I am planning (and tested an implementation) to say, “You did nothing wrong” before giving him guidance. The phrasing mimics his frequently asked,  “What did I do wrong.” In fact, it kind of cuts the question off at the pass.

Projections

The other morning, Burt told me that I was losing my mind. I was saddened by his matter of fact tone as much as by the message.

He had some additional wisdom when he informed me that going to the gym was killing me.

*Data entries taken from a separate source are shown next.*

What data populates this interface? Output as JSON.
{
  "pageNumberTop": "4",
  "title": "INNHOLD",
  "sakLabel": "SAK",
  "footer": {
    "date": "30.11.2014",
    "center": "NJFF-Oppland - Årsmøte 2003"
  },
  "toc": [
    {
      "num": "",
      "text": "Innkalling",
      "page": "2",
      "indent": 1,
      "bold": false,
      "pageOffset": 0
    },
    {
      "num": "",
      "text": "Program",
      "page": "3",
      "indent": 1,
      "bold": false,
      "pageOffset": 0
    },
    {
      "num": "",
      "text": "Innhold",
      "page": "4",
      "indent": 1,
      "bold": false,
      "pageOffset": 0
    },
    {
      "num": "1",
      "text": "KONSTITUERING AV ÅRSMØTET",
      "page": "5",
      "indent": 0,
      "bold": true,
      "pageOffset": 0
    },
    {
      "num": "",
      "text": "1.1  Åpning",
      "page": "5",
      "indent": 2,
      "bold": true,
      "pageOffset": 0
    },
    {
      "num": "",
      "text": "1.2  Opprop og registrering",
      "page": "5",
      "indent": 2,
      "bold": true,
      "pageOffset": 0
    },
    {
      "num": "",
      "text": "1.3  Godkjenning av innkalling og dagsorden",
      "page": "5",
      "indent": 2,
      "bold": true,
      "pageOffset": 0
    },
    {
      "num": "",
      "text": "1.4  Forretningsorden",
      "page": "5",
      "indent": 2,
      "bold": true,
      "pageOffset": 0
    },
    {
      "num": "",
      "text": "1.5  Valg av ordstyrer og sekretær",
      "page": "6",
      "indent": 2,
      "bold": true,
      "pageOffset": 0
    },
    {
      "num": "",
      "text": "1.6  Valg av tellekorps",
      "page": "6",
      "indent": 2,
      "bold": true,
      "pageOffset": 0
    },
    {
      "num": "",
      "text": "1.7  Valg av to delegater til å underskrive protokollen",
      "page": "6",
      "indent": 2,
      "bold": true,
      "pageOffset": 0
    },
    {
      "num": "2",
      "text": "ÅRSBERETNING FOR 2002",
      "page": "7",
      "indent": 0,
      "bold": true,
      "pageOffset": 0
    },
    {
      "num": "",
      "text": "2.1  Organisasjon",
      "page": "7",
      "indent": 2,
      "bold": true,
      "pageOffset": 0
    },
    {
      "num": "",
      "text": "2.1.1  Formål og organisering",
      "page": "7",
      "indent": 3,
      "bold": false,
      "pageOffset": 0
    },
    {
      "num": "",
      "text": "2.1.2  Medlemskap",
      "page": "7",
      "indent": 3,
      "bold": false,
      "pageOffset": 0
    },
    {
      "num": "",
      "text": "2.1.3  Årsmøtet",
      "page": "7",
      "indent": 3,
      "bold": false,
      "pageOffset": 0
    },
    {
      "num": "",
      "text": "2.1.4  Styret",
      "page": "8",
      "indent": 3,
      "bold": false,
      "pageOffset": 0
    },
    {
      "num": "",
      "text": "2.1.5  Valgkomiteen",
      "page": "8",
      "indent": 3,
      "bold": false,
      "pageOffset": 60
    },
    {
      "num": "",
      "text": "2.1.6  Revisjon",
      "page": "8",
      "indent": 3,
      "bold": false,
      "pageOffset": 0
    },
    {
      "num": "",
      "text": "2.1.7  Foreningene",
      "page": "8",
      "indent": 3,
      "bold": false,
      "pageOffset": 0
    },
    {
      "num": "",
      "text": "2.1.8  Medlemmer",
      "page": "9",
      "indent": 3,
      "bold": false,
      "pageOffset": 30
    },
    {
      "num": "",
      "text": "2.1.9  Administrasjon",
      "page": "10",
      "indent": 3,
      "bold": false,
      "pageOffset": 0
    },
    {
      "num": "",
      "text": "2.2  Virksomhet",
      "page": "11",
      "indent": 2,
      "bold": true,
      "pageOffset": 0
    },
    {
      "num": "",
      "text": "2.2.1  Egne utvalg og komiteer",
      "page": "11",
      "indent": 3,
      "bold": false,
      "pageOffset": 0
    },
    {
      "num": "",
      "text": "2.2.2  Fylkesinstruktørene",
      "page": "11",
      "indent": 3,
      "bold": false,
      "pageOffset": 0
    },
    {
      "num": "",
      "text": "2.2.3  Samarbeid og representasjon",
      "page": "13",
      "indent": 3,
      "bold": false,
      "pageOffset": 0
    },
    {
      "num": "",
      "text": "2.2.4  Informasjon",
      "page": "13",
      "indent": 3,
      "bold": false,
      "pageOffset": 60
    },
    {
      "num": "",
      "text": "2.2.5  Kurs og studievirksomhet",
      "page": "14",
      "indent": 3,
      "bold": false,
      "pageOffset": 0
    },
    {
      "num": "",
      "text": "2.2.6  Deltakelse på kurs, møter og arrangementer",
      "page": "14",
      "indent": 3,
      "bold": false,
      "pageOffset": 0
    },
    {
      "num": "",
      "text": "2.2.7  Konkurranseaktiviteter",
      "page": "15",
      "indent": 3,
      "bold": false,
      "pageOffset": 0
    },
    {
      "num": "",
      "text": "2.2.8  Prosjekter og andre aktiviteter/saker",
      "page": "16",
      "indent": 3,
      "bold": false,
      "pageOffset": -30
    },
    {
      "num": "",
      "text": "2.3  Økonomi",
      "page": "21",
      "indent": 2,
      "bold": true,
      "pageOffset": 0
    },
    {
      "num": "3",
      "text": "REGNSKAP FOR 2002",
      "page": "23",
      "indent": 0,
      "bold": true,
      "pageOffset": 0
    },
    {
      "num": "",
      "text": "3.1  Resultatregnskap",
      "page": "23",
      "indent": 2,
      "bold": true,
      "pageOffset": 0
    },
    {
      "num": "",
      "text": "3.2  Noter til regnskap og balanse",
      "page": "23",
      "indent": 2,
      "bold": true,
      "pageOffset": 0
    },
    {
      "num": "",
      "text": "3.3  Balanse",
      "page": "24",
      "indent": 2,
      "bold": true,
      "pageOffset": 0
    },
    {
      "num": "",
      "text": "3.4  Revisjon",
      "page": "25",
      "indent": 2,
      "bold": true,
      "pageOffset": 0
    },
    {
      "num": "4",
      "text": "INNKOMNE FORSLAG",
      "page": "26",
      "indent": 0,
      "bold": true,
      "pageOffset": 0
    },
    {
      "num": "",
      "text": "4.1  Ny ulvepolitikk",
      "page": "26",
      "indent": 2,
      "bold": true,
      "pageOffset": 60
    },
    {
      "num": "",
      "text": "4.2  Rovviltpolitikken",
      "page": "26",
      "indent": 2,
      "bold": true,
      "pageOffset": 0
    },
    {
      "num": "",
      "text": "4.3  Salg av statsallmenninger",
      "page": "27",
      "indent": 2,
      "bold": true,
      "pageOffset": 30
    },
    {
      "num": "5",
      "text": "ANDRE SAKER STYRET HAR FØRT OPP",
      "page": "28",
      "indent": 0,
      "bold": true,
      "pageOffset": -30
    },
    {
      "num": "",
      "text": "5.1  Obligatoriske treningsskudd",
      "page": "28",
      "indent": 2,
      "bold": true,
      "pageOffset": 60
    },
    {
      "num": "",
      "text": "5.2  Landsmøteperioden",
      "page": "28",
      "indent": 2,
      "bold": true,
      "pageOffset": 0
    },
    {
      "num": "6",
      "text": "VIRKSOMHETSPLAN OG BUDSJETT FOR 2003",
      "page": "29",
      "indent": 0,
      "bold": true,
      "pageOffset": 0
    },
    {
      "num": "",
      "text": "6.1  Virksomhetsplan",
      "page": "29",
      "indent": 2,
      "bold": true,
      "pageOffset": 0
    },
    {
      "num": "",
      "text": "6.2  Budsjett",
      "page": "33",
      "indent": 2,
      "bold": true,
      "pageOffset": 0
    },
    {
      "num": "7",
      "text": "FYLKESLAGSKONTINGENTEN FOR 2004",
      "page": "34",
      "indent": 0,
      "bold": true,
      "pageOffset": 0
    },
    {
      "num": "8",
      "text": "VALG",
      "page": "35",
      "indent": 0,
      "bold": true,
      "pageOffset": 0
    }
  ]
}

Delusional trains chug through our days and evenings.

In the early days, Burt’s version of Capgras was exhausting to me.

Each new “wife” he met involved an elaborate flirtation.

It also  required that he unravel his life story.

These days, that is shortened by his inability to recall the details.

Burt is still an expert flirt, and he courts the new Tamaras he meets with great charm.

It is still nonetheless a very trying and tiring process.

Abbrev

In caregiving circles, there are lots of shortcuts by which we communicate.

This is not a glossary, just some abbreviations that come to mind:

  • DH (dear husband) & LO (loved one)
  • Pwd is your person with dementia
  • AC stands in for adult children, who often don’t stand up when needed
  • LBD [Lewy Body Dementia] also DLB [Dementia with Lewy bodies]
  • PD [Parkinson’s Dementia]; FTD [FrontoTemperal]; AD [Alzheimer’s]

We never seem to shorten (seems right as the work isn’t shortened) caregiver or caregiving.

There are lots of symptoms that also maintain their long form.

Reduplicative paranesia is a mouthful explaining a complex but common delusion.

There’s the autonomic nervous system that acts involuntarily and can wreak havoc on our LO’s lives. The plaques behind the disease, alpha syneuclin Lewy bodies, is also a long wording.

Hallucinations are a long story in our household, as are delusions. We use no shorthand for either of these.

We (or at least I) just hope they remain benign.

The agitation that sometimes comes with them can be hard to calm. That’s unduly hard on my pwd LO and on his caregiver.